27. Diamond, graphite and fullerene all consist of only carbon. All of these specimens have absorption peaks around 284 eV in EELS corresponding to the existence of carbon atoms. From the fine structure of the absorption peak, the difference in bonding state and local electronic state can be detected. The sharp peak at absorption edge corresponds to the excitation of carbon K-shell electron (1s electron) to empty anti-bonding pi-orbital. It is not observed for diamond, because of no pi-electron in it. eels.kuicr.kyoto-u.ac.jp/eels.en.html

28. LEO Omega system uses four prisms and no electrostatic mirrors.

29. LEO holds the patent on in-column energy filtering devices.

30. The Gatan Imaging Filter (GIF) is an add-on device that can be attached to any TEM. Like the in-column prisms it can separate the signal based on changes in wavelength (energy) and use the results for either EELS or ESI.

31. The GIF suffers from the drawback that it cannot create an image directly but must do so by mapping. Thus a GIF unit must be attached to a STEM.

32. At $200K+ the GIF is not for every lab and it occupies the port normally used for high resolution digital cameras.

33. Advantages of EELS, ESI, and Zero-loss imaging: Elemental Analysis (B-Uun) Elemental Imaging and Mapping Improved contrast without loss of resolution Thick specimen imaging Disadvantages: Elemental analysis requires very thin specimens (10-20nm) Mucho $$$ (LEO TEM or GIF on a STEM)
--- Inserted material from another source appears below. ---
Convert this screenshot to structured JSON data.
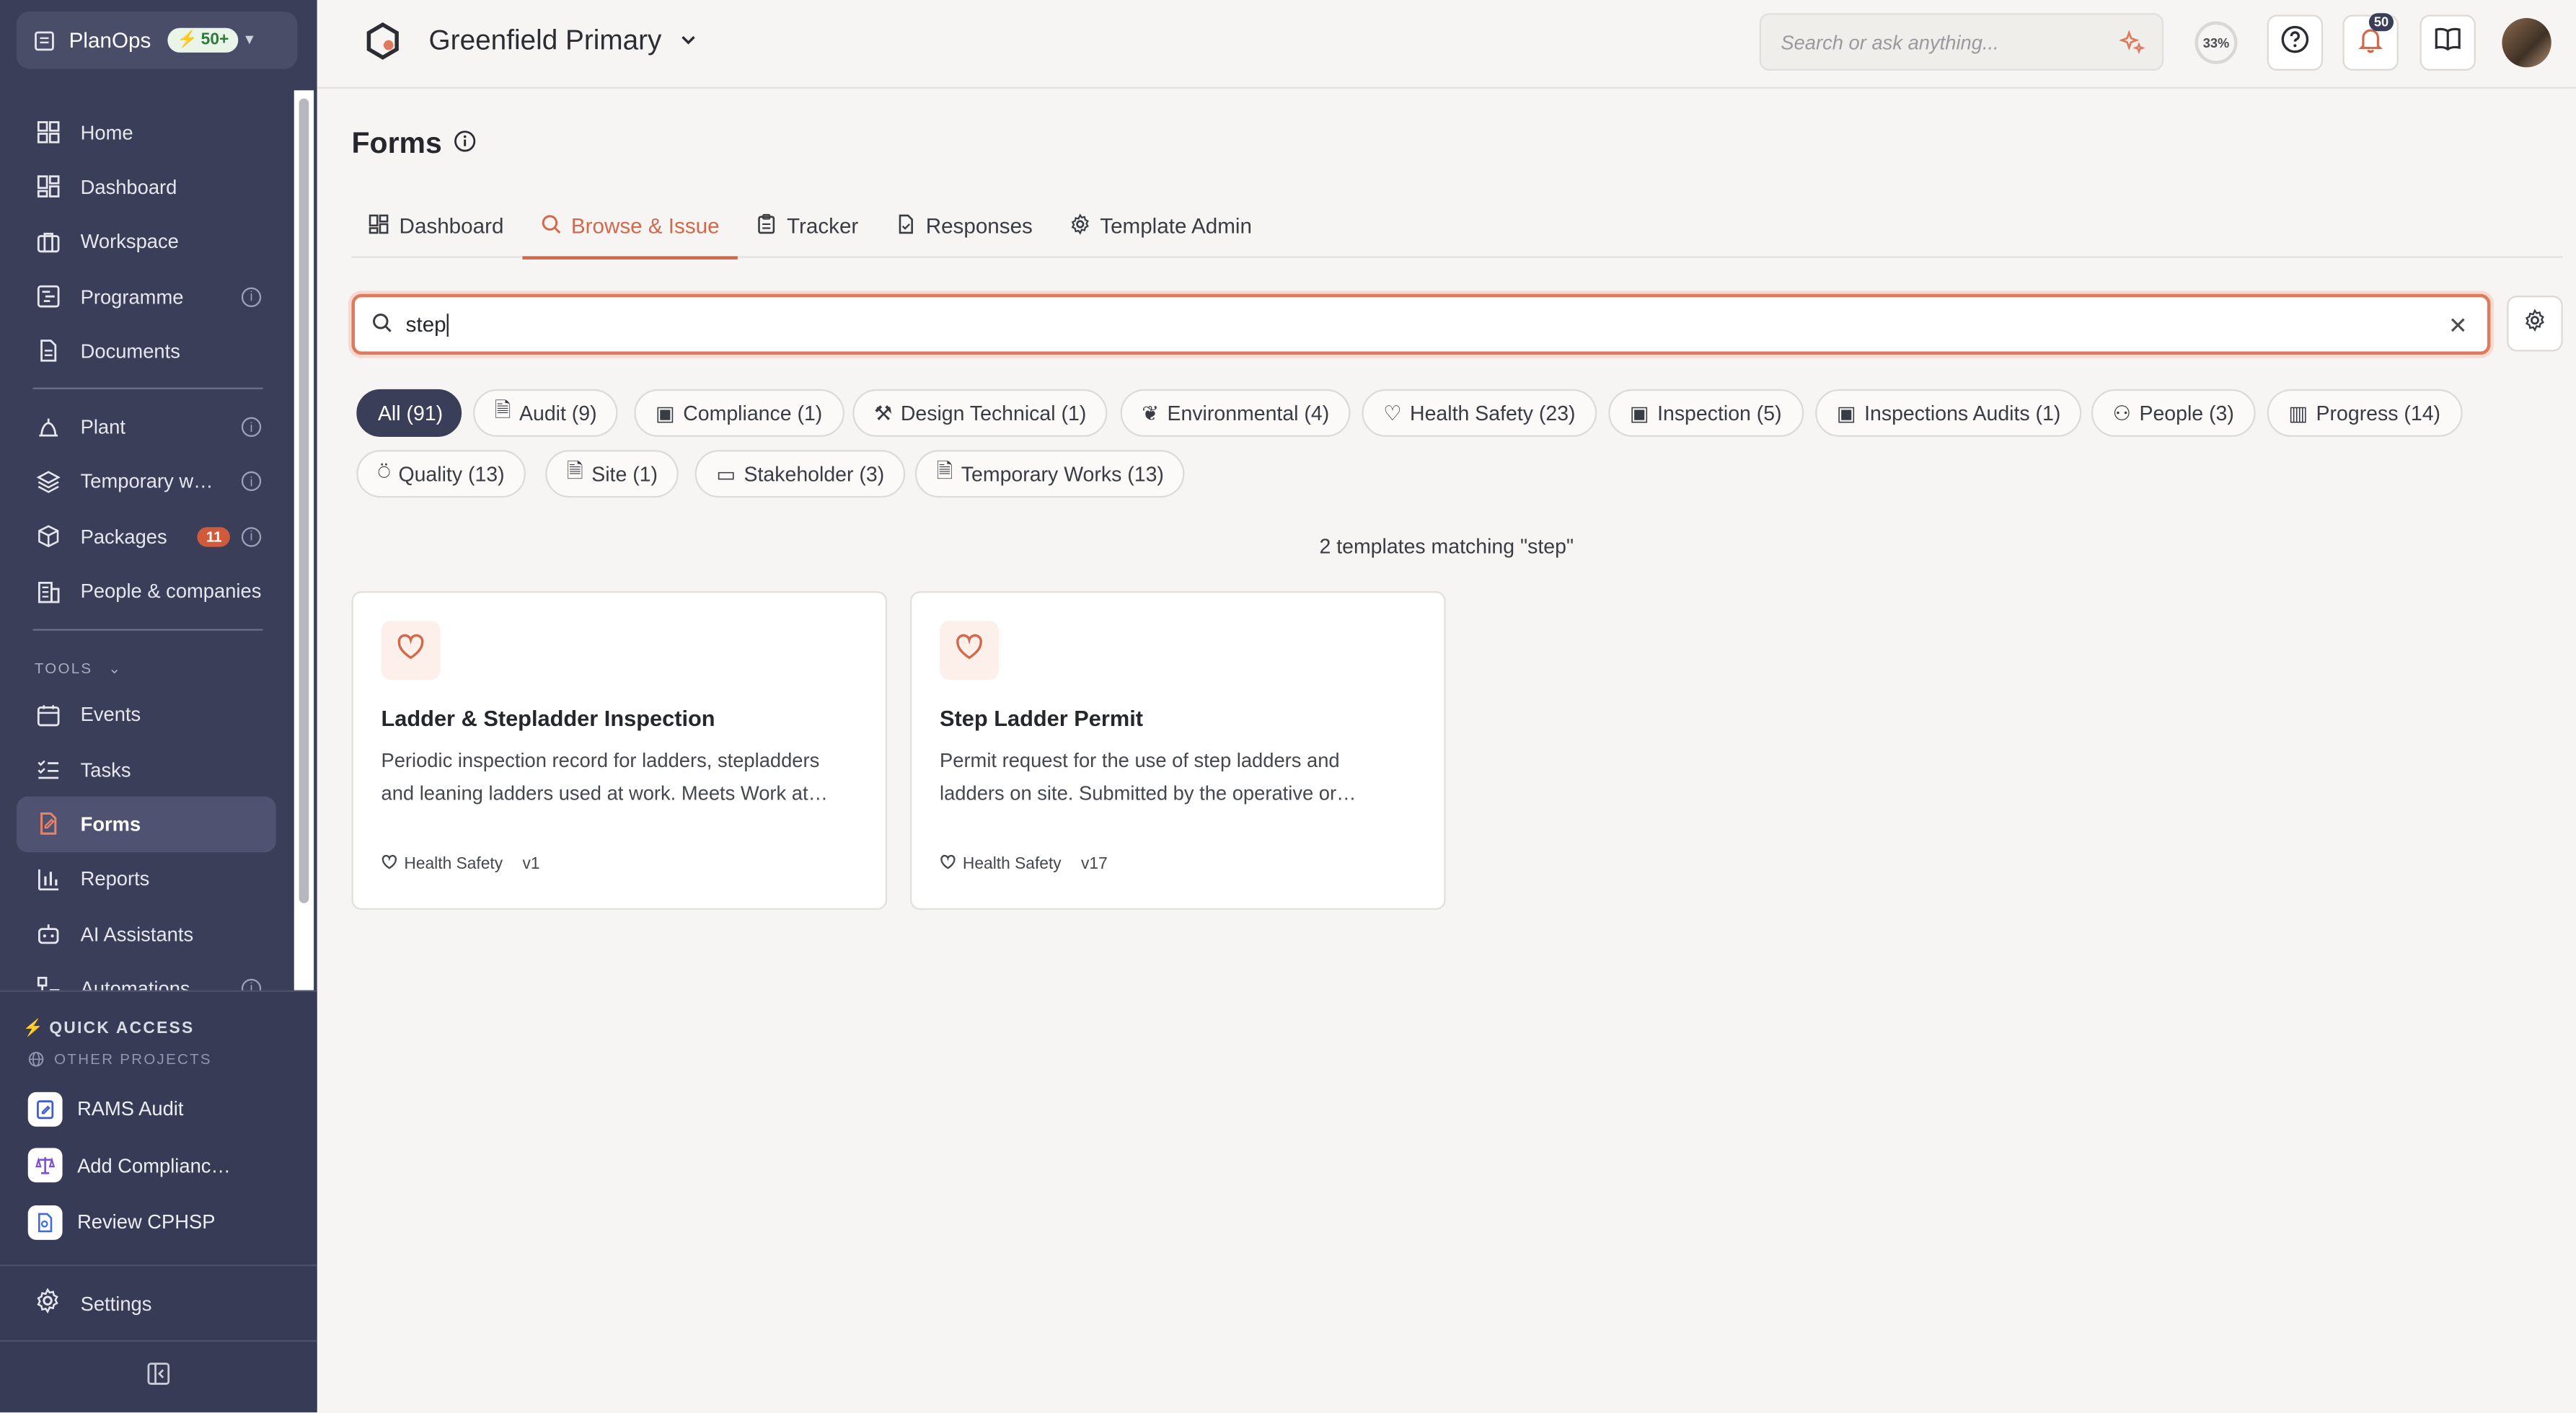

34. Diffraction contrast images of TiAlV alloy taken on LEO 922 From top left: a) unfiltered, b) zero loss filtered c) ESI 150eV, d) ESI 300eV. Energy width for ESI = 35eV

35. High resolution elemental distribution imaging using elemental spectroscopic imaging (ESI) is an optimal complement to high resolution imaging. It provides important additional information about specimen structures. This highly sensitive and fast imaging method can show element demarcations and element distributions with a resolution in the nanometer range within minutes.